No debate, no secret ballot

There was no opposition to the resolution at the Republican convention in Salt Lake City, Utah. The complaint was passed without discussion. Journalists present said they only heard a few “no” votes during the oral vote. Party leader Ronna McDaniel, who owes her post to the ex-president, also campaigned for the reprimand against Cheney and Kinzinger. in one Interview with the Washington Post She had previously accused MPs of not standing up for the interests of “hard-working Republicans”. Instead, Cheney and Kinzinger would join a Democrat witch hunt against Trump supporters.

The truth is that the January 6 demonstration began peacefully on the White House grounds. Thousands of Trump supporters, however, marched to the Capitol on Epiphany afternoon and illegally gained entry into the Houses of Parliament — where the Senate and House of Representatives, chaired by then-Vice President Mike Pence, were busy formalizing Democrat Joe Biden’s election victory. In the past 12 months, nearly 750 people have been charged in connection with the storming of the Capitol. According to a summary by George Washington University, around 200 defendants have already pleaded guilty in federal court.

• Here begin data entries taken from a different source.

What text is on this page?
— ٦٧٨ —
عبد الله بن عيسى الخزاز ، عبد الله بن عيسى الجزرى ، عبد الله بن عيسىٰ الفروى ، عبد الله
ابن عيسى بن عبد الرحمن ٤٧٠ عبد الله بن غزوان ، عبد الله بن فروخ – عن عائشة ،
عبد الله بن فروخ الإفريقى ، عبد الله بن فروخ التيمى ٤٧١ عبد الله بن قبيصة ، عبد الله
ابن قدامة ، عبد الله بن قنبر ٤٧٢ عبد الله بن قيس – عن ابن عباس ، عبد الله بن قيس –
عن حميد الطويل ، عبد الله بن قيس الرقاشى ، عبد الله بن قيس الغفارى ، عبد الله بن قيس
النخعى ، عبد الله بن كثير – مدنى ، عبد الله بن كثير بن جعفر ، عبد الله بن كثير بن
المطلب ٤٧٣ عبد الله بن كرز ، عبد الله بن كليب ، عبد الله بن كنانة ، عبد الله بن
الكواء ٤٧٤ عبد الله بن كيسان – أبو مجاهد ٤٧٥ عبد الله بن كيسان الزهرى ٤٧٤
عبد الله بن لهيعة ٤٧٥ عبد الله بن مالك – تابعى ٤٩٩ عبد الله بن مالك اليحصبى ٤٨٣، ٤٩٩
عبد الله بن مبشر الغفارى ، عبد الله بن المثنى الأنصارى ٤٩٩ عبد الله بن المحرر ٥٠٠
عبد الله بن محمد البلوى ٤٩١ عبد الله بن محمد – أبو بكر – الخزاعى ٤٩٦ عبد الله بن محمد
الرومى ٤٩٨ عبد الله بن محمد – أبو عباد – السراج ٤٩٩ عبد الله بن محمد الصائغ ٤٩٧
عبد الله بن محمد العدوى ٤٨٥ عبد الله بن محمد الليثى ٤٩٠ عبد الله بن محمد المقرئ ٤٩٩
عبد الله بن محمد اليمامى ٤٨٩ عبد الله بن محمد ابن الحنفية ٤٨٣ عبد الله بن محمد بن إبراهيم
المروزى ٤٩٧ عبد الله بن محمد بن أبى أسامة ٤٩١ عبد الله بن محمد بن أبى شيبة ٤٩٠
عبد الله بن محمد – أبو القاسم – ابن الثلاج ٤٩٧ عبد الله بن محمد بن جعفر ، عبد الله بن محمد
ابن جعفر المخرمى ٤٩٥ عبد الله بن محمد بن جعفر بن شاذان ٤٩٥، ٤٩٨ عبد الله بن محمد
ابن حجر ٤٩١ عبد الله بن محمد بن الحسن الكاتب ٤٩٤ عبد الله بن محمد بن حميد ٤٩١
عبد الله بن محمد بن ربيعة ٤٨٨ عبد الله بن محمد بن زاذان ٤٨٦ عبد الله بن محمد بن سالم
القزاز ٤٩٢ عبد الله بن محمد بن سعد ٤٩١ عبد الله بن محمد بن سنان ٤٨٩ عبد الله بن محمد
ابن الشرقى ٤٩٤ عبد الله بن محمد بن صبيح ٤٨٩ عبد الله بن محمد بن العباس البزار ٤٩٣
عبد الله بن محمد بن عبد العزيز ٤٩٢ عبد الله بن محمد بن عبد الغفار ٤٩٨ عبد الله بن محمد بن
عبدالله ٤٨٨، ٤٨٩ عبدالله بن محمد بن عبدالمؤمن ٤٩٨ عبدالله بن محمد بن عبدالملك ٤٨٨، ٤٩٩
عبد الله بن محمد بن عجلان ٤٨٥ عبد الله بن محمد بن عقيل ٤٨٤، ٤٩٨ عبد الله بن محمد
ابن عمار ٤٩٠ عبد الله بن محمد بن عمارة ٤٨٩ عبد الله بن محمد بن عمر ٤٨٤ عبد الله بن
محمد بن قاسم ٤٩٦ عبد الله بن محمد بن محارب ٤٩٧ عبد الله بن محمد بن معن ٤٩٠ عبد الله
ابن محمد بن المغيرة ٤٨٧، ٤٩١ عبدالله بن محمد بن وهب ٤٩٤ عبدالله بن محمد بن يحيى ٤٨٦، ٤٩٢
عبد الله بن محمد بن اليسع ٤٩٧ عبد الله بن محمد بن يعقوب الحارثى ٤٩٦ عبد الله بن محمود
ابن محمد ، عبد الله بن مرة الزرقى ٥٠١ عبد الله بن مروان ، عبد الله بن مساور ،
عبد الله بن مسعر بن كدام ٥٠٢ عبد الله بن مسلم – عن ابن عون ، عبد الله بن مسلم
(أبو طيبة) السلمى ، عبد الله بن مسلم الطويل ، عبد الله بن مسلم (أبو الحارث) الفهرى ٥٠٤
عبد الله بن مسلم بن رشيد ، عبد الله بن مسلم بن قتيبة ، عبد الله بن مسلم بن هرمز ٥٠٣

However, the commission of inquiry, chaired by Democrat Bennie Thompson, is also interested in Trump’s machinations in the days and weeks after his election defeat. The panel wants to find out whether the president-elect gave orders to overturn the election results in politically contested states – and whether these plans only failed due to the resistance of some upright employees of his government. On Friday, Pence said during an address to the Federal Society of Lawyers in Florida: “President Trump is wrong. I had no right to overturn the election. The Presidency belongs to the American people and only to the American people.”

Party leader McDaniel, incidentally the niece of Senator Mitt Romney, who is critical of Trump, defended herself on Twitter against the alleged misinterpretation of the resolution. She claimed that the phrase “legitimate political statement” did not refer to the violence at the Capitol, although the written text does not indicate this.

Cheney wants to be re-elected in November

The two MPs who were reprimanded were initially unimpressed by the reproach. Kinzinger, who does not want to stand for re-election again in November, said on the short message service Twitter: “I do not regret my decision to keep my oath of office and to defend the constitution.” Cheney, the elder daughter of former Vice President Dick Cheney, released a clip that gave a glimpse of one of the brutal battles Trump supporters fought with law enforcement on Jan. 6. “This is not ‘legitimate political discourse’,” she wrote.

For Cheney, 55, the RNC complaint has more than just symbolic consequences. She wants to be re-elected and first has to face a primary in the conservative state Wyoming in August; because she is now only a sham Republican in the eyes of the national party organization, the RNC can support her opponent financially. And Harriet Hageman, the name of Cheney’s challenger supported by Trump, urgently needs money. In the last quarter of 2021, she raised just $443,000 in campaign donations; Cheney, in turn, took in more than $2 million.